If you take a minute out of your life to watch the film clip below, you'll know why this website has come online. When ignorance is no longer a protection from the evils of the world, you have to decide what to do: something or nothing. If nothing, we must accept that we are complicit with the abuses going on in the world. No individual can fight every battle. It's wearying and overwhelming. This is a battle we can fight by paying a bit extra for our smartphones.
Who is behind this website, and why has it come online?
I watched Aex Crawford's Sky News report on child cobalt miners in the Democratic Republic of the Congo. The report was effective: the image of a small boy, a child miner, looking nervously into the camera lens; exhausted, ill and depressed, was profoundly distressing to witness. That night, my mum and I made an internet donation to UNICEF. It didn't assuage my distress or seem adequate. Child labour in Congolese mines is not a new problem. Despite Amnesty International probing corporates for evidence of fairer and better practice, these children continue to labour in dangerous and health damaging conditions. Corporate spokespeople utter platitudes which sound reassuring but are, in fact, meaningless to children toiling at 12 hour shifts and going hungry.
Mark Dummett, business and human rights researcher at Amnesty said that mining was "one of the worst forms of child labour... Millions of people enjoy the benefits of new technologies but rarely ask how they are made. It is high time the big brands took some responsibility for the mining of the raw materials that make their lucrative products... Companies whose global profits total $125bn (£86.7bn) cannot credibly claim that they are unable to check where key minerals in their productions come from."
Cobalt - it's valuable. It should be mined safely and paid for fairly
Corporations need cobalt and the Democratic Republic of the Congo has it. The country is in turmoil. There is abject poverty. DC Congo is, however, resource-rich in cobalt, tin and gold. At the very least, corporates can pay fairly for Congolese resources and, in the spirit of humanity, encourage and support safe working practice and end the exploitation of children. Exploiting vulnerable and desperate people is not okay.

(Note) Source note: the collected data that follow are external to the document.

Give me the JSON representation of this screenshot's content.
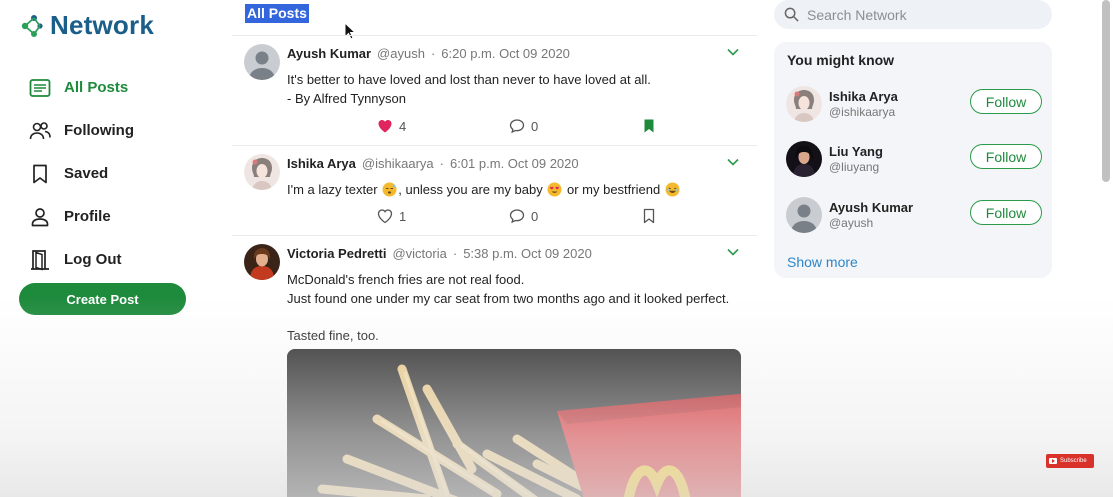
{
  "brand": {
    "name": "Network"
  },
  "nav": {
    "items": [
      {
        "label": "All Posts",
        "icon": "list-icon"
      },
      {
        "label": "Following",
        "icon": "people-icon"
      },
      {
        "label": "Saved",
        "icon": "bookmark-icon"
      },
      {
        "label": "Profile",
        "icon": "person-icon"
      },
      {
        "label": "Log Out",
        "icon": "door-icon"
      }
    ],
    "create_label": "Create Post"
  },
  "feed": {
    "title": "All Posts",
    "posts": [
      {
        "name": "Ayush Kumar",
        "handle": "@ayush",
        "time": "6:20 p.m. Oct 09 2020",
        "lines": [
          "It's better to have loved and lost than never to have loved at all.",
          "- By Alfred Tynnyson"
        ],
        "likes": "4",
        "comments": "0",
        "liked": true,
        "saved": true
      },
      {
        "name": "Ishika Arya",
        "handle": "@ishikaarya",
        "time": "6:01 p.m. Oct 09 2020",
        "text_parts": [
          "I'm a lazy texter ",
          ", unless you are my baby ",
          " or my bestfriend "
        ],
        "likes": "1",
        "comments": "0",
        "liked": false,
        "saved": false
      },
      {
        "name": "Victoria Pedretti",
        "handle": "@victoria",
        "time": "5:38 p.m. Oct 09 2020",
        "lines": [
          "McDonald's french fries are not real food.",
          "Just found one under my car seat from two months ago and it looked perfect.",
          "Tasted fine, too."
        ]
      }
    ]
  },
  "search": {
    "placeholder": "Search Network"
  },
  "suggestions": {
    "title": "You might know",
    "items": [
      {
        "name": "Ishika Arya",
        "handle": "@ishikaarya",
        "button": "Follow"
      },
      {
        "name": "Liu Yang",
        "handle": "@liuyang",
        "button": "Follow"
      },
      {
        "name": "Ayush Kumar",
        "handle": "@ayush",
        "button": "Follow"
      }
    ],
    "show_more": "Show more"
  },
  "overlay": {
    "youtube_badge": "Subscribe"
  },
  "colors": {
    "accent": "#1e8a3c",
    "brand": "#1b5e8a",
    "link": "#2f86c8",
    "like": "#e0245e"
  }
}
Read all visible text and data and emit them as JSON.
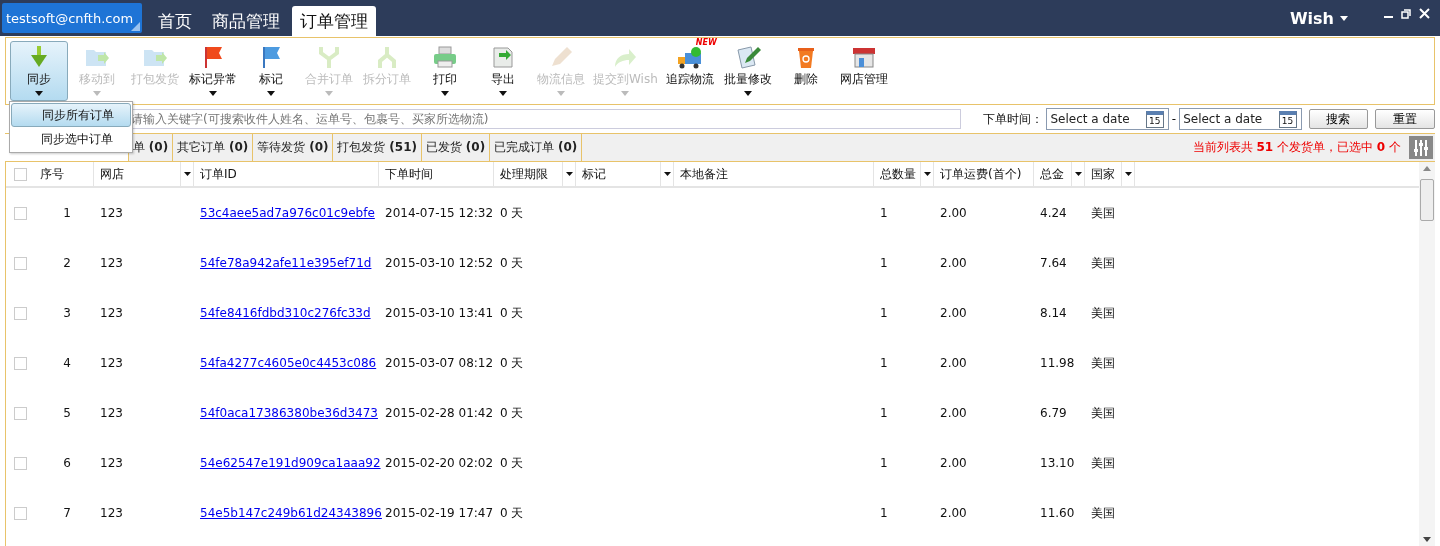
{
  "account": "testsoft@cnfth.com",
  "nav_tabs": [
    {
      "label": "首页",
      "selected": false
    },
    {
      "label": "商品管理",
      "selected": false
    },
    {
      "label": "订单管理",
      "selected": true
    }
  ],
  "platform": "Wish",
  "toolbar": [
    {
      "kind": "sync",
      "label": "同步",
      "disabled": false,
      "dropdown": true,
      "pressed": true
    },
    {
      "kind": "move",
      "label": "移动到",
      "disabled": true,
      "dropdown": true,
      "pressed": false
    },
    {
      "kind": "pack",
      "label": "打包发货",
      "disabled": true,
      "dropdown": false,
      "pressed": false
    },
    {
      "kind": "redflag",
      "label": "标记异常",
      "disabled": false,
      "dropdown": true,
      "pressed": false
    },
    {
      "kind": "blueflag",
      "label": "标记",
      "disabled": false,
      "dropdown": true,
      "pressed": false
    },
    {
      "kind": "merge",
      "label": "合并订单",
      "disabled": true,
      "dropdown": true,
      "pressed": false
    },
    {
      "kind": "split",
      "label": "拆分订单",
      "disabled": true,
      "dropdown": false,
      "pressed": false
    },
    {
      "kind": "print",
      "label": "打印",
      "disabled": false,
      "dropdown": true,
      "pressed": false
    },
    {
      "kind": "export",
      "label": "导出",
      "disabled": false,
      "dropdown": true,
      "pressed": false
    },
    {
      "kind": "pencil",
      "label": "物流信息",
      "disabled": true,
      "dropdown": true,
      "pressed": false
    },
    {
      "kind": "submit",
      "label": "提交到Wish",
      "disabled": true,
      "dropdown": true,
      "pressed": false
    },
    {
      "kind": "truck",
      "label": "追踪物流",
      "disabled": false,
      "dropdown": false,
      "pressed": false,
      "badge": "NEW"
    },
    {
      "kind": "edit",
      "label": "批量修改",
      "disabled": false,
      "dropdown": true,
      "pressed": false
    },
    {
      "kind": "trash",
      "label": "删除",
      "disabled": false,
      "dropdown": false,
      "pressed": false
    },
    {
      "kind": "shop",
      "label": "网店管理",
      "disabled": false,
      "dropdown": false,
      "pressed": false
    }
  ],
  "sync_menu": [
    {
      "label": "同步所有订单",
      "selected": true
    },
    {
      "label": "同步选中订单",
      "selected": false
    }
  ],
  "search": {
    "placeholder": "请输入关键字(可搜索收件人姓名、运单号、包裹号、买家所选物流)"
  },
  "date_filter": {
    "label": "下单时间：",
    "from_placeholder": "Select a date",
    "to_placeholder": "Select a date",
    "separator": "-",
    "from_calendar_day": "15",
    "to_calendar_day": "15"
  },
  "buttons": [
    "搜索",
    "重置"
  ],
  "status_tabs": [
    {
      "label": "单",
      "count": "(0)",
      "selected": false
    },
    {
      "label": "其它订单",
      "count": "(0)",
      "selected": false
    },
    {
      "label": "等待发货",
      "count": "(0)",
      "selected": false
    },
    {
      "label": "打包发货",
      "count": "(51)",
      "selected": false
    },
    {
      "label": "已发货",
      "count": "(0)",
      "selected": false
    },
    {
      "label": "已完成订单",
      "count": "(0)",
      "selected": false
    }
  ],
  "summary": "当前列表共 **51** 个发货单，已选中 **0** 个",
  "table": {
    "select_all_checked": false,
    "columns": [
      {
        "label": "序号",
        "filter": false
      },
      {
        "label": "网店",
        "filter": true
      },
      {
        "label": "订单ID",
        "filter": false
      },
      {
        "label": "下单时间",
        "filter": false
      },
      {
        "label": "处理期限",
        "filter": true
      },
      {
        "label": "标记",
        "filter": true
      },
      {
        "label": "本地备注",
        "filter": false
      },
      {
        "label": "总数量",
        "filter": true
      },
      {
        "label": "订单运费(首个)",
        "filter": false
      },
      {
        "label": "总金",
        "filter": true
      },
      {
        "label": "国家",
        "filter": true
      }
    ],
    "rows": [
      {
        "checked": false,
        "cells": [
          "1",
          "123",
          "53c4aee5ad7a976c01c9ebfe",
          "2014-07-15 12:32",
          "0 天",
          "",
          "",
          "1",
          "2.00",
          "4.24",
          "美国"
        ]
      },
      {
        "checked": false,
        "cells": [
          "2",
          "123",
          "54fe78a942afe11e395ef71d",
          "2015-03-10 12:52",
          "0 天",
          "",
          "",
          "1",
          "2.00",
          "7.64",
          "美国"
        ]
      },
      {
        "checked": false,
        "cells": [
          "3",
          "123",
          "54fe8416fdbd310c276fc33d",
          "2015-03-10 13:41",
          "0 天",
          "",
          "",
          "1",
          "2.00",
          "8.14",
          "美国"
        ]
      },
      {
        "checked": false,
        "cells": [
          "4",
          "123",
          "54fa4277c4605e0c4453c086",
          "2015-03-07 08:12",
          "0 天",
          "",
          "",
          "1",
          "2.00",
          "11.98",
          "美国"
        ]
      },
      {
        "checked": false,
        "cells": [
          "5",
          "123",
          "54f0aca17386380be36d3473",
          "2015-02-28 01:42",
          "0 天",
          "",
          "",
          "1",
          "2.00",
          "6.79",
          "美国"
        ]
      },
      {
        "checked": false,
        "cells": [
          "6",
          "123",
          "54e62547e191d909ca1aaa92",
          "2015-02-20 02:02",
          "0 天",
          "",
          "",
          "1",
          "2.00",
          "13.10",
          "美国"
        ]
      },
      {
        "checked": false,
        "cells": [
          "7",
          "123",
          "54e5b147c249b61d24343896",
          "2015-02-19 17:47",
          "0 天",
          "",
          "",
          "1",
          "2.00",
          "11.60",
          "美国"
        ]
      }
    ]
  }
}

It is inhumane and share holders should be ashamed if their priorities are profit above the suffering of children and adult workers.
How could corporates effect change in Congolese artisanal mines?
1. Cobalt should be mined and valued to Fair Trade practice. 2. Companies can add value to goods by aligning them with fair trade and ethical practice, giving consumers the choice to pay more at the point of sale in the form of a donation, or by purchasing something extra (a lapel pin, a badge, a case marked #conflictminerals #DRCongo; there are endless possibilities). Consumers could also be given the opportunity to purchase goods branded for the purpose of raising funds for Congolese welfare. Such funds could be directed to on-the-ground field workers and established projects and charities.
That's not much to ask. We're not asking corporates to pay out of their own pocket - just organise sustained collections of money from ethical consumers. There are a lot of us.
Change is needed, and it needs to happen fast
These children are suffering. Anyone mining cobalt without protective clothes and proper equipment is damaging their health. It is not acceptable. Child labour is not acceptable.
I will diarise, on this website, and through Twitter and Facebook, who I write to, and what their response is. My efforts need to be supported by you. Retweet. Like. Follow. If I post a poll, take a minute to vote.
Don't be apathetic. Apathy means we are condoning abuse. As consumers, we have power and we should use it to the good
On Twitter, Councillor John Edwards expressed distress following the #Dorsen report. "Bloody hell. Bloody hell... Third world problems are people problems. Every last one of us needs to stop distancing ourselves." We have to insist on change and make it happen. As consumers, we have power.